ANC menuntut pertemuan mendesak tentang penutupan rumah jompo

ANC menuntut pertemuan mendesak tentang penutupan rumah jompo


Oleh Mthuthuzeli Ntseku 5 Februari 2021

Bagikan artikel ini:

Cape Town – Juru bicara ANC untuk pembangunan sosial Gladys Bakubaku-Vos telah menulis surat kepada ketua komite portofolio pembangunan sosial di legislatif provinsi, Gillion Bosman, meminta pertemuan mendesak komite tersebut mengenai penutupan tiga rumah jompo.

Bakubaku-Vos menuntut agar situasi keuangan dan dampak Covid-19 pada organisasi yang didanai, rencana penutupan rumah jompo di provinsi tersebut dan strategi alternatif serta rencana untuk menjaga tiga rumah tetap terbuka, dibahas.

Dia juga meminta Organisasi untuk Lansia Cape Peninsula (CPOA), MEC Sharna Fernandez, departemen pengembangan sosial dan komunitas yang terkena dampak diundang untuk memberikan bukti kepada komite.

Setelah pertemuan lanjutan dengan Komisioner Hak Asasi Manusia, partai politik dan aktivis komunitas pada hari Selasa, CPOA menangguhkan semua pemindahan warga lanjut usia hingga 15 Maret.

Bakubaku-Vos mengatakan penutupan yang direncanakan telah ditanggapi dengan kecaman dan penolakan luas oleh keluarga dan komunitas, organisasi masyarakat sipil dan partai politik.

“Selain itu, penutupan yang direncanakan telah menyebabkan tekanan traumatis yang tidak perlu bagi warga yang terkena dampak. Hal ini juga menjadi keprihatinan serius bahwa penutupan yang direncanakan dapat mengakibatkan hilangnya pekerjaan dan dampak ekonomi yang parah bagi masyarakat yang terkena dampak. Ada potensi rumah jompo berubah menjadi penyebar Covid-19 karena peningkatan jumlah penduduk. “

Dia mengatakan meskipun masyarakat memprotes keputusan tersebut, CPOA telah berjanji untuk melanjutkan penutupan yang direncanakan.

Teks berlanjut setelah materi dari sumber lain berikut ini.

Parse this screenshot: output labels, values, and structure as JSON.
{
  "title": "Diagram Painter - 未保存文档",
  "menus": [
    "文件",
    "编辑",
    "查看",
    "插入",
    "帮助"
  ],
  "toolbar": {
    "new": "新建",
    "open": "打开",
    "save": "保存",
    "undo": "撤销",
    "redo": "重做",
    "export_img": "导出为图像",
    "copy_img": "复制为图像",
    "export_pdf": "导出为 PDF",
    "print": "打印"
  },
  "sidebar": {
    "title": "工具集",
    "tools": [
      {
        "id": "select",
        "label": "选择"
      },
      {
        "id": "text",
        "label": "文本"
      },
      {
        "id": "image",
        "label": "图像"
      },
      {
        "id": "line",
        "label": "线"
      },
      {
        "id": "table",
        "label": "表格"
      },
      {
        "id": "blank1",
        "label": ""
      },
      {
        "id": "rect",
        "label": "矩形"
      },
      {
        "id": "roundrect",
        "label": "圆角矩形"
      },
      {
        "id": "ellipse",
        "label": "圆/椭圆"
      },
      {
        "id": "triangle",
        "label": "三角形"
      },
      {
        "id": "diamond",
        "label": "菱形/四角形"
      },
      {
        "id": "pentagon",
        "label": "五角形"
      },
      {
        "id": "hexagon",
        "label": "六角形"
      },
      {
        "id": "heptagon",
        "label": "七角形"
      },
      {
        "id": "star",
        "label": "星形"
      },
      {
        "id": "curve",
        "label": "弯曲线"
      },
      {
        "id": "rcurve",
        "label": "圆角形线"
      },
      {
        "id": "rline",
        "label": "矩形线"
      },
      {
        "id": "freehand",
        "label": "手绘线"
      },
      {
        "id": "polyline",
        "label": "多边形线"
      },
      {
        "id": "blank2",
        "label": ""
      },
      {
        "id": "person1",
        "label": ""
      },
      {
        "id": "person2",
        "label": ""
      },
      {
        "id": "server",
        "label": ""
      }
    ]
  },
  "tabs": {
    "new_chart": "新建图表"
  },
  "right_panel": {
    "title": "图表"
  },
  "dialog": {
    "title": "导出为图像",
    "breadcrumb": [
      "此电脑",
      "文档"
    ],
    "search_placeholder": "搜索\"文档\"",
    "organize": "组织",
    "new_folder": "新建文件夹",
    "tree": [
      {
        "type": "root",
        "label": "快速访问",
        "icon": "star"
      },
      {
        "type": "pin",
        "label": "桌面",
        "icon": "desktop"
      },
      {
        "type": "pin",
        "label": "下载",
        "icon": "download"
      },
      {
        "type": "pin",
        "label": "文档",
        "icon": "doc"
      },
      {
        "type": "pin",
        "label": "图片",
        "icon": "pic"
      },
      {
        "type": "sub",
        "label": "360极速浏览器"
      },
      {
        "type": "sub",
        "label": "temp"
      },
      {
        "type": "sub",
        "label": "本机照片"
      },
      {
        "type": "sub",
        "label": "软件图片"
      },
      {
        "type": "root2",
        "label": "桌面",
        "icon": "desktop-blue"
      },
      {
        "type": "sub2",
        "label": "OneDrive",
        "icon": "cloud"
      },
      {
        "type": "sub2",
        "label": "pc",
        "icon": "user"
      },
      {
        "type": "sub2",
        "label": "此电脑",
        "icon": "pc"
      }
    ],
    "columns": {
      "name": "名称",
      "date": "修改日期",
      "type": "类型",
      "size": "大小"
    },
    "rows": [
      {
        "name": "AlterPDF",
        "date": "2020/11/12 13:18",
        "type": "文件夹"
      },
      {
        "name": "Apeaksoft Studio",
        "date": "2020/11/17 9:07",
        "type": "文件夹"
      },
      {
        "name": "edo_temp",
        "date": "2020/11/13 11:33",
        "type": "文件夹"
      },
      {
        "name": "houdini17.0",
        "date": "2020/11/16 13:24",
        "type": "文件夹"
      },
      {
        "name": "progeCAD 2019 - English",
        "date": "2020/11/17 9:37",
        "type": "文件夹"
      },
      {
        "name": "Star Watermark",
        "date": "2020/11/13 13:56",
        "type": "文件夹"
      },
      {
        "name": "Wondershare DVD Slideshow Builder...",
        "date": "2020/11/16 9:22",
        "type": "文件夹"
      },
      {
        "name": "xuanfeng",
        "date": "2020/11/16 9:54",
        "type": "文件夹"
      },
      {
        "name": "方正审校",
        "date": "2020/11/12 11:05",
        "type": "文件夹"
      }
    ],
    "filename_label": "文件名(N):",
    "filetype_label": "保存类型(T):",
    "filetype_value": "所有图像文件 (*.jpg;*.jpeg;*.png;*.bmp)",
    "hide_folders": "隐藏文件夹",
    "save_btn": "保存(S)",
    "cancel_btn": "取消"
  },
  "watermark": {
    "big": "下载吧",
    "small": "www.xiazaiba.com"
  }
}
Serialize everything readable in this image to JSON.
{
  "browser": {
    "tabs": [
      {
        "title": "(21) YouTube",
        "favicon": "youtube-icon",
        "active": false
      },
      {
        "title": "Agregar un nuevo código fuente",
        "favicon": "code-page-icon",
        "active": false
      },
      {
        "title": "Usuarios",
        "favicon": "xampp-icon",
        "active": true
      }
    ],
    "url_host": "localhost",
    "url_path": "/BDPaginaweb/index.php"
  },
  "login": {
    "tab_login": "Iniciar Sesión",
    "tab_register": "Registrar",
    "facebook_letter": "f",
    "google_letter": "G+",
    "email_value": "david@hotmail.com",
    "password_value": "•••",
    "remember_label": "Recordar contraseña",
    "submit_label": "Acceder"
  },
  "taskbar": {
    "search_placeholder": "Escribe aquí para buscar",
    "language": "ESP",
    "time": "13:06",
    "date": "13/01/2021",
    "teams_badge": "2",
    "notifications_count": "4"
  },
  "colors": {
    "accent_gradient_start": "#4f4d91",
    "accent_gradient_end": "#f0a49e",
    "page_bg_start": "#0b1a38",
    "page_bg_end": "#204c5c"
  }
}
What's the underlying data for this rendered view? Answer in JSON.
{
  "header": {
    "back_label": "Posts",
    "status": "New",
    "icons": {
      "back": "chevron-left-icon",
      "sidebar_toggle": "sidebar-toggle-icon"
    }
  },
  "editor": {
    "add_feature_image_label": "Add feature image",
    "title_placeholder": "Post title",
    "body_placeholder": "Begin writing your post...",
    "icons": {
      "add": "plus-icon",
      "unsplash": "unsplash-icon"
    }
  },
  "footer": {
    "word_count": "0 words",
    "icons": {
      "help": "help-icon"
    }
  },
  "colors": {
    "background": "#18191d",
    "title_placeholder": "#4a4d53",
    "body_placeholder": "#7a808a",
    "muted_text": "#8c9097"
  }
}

“Mengingat Departemen Pembangunan Sosial adalah salah satu penyandang dana CPOA, panitia tetap perlu diberi kesempatan untuk mempertimbangkan perkembangan ini dan mendengar dari departemen dan CPOA rencana untuk mengatasi tantangan tersebut,” Bakubaku-Vos kata.

Bosman mengatakan bahwa surat itu diajukan pada pertemuan komite tetap kemarin dan telah setuju untuk terlibat dalam masalah tersebut dan secara luas melihat status fasilitas jompo di seluruh provinsi. Bosman mengatakan dia juga mengajukan korespondensi antara departemen pembangunan sosial provinsi dan departemen nasional.

“Ini adalah masalah rumit yang mencerminkan runtuhnya sektor sosial. Pandemi Covid-19 dan keletihan donor membuat hal-hal menjadi sangat sulit bagi LSM seperti CPOA. Organisasi ini telah berdagang sejak 1953 dan menghadapi kesulitan ekonomi sejak 2017. Mereka menerima sejumlah dana dari departemen provinsi tetapi biaya operasional mereka mengakibatkan kerugian dan ini membutuhkan perubahan dalam model operasi mereka. Itu adalah satu dari 117 rumah pribadi yang didanai oleh departemen, ”kata Bosman.

Pendeta Wesley Moodley dari Forum Keagamaan Uskup Lavis mengatakan penundaan itu akan memberi komunitas cukup waktu untuk mengerjakan strategi dan proposal. Moodley mengatakan bahwa untuk sementara, masyarakat telah membentuk panitia kerja yang bekerja untuk mencari solusi yang bersahabat dan memperkuat dukungan di dalam masyarakat.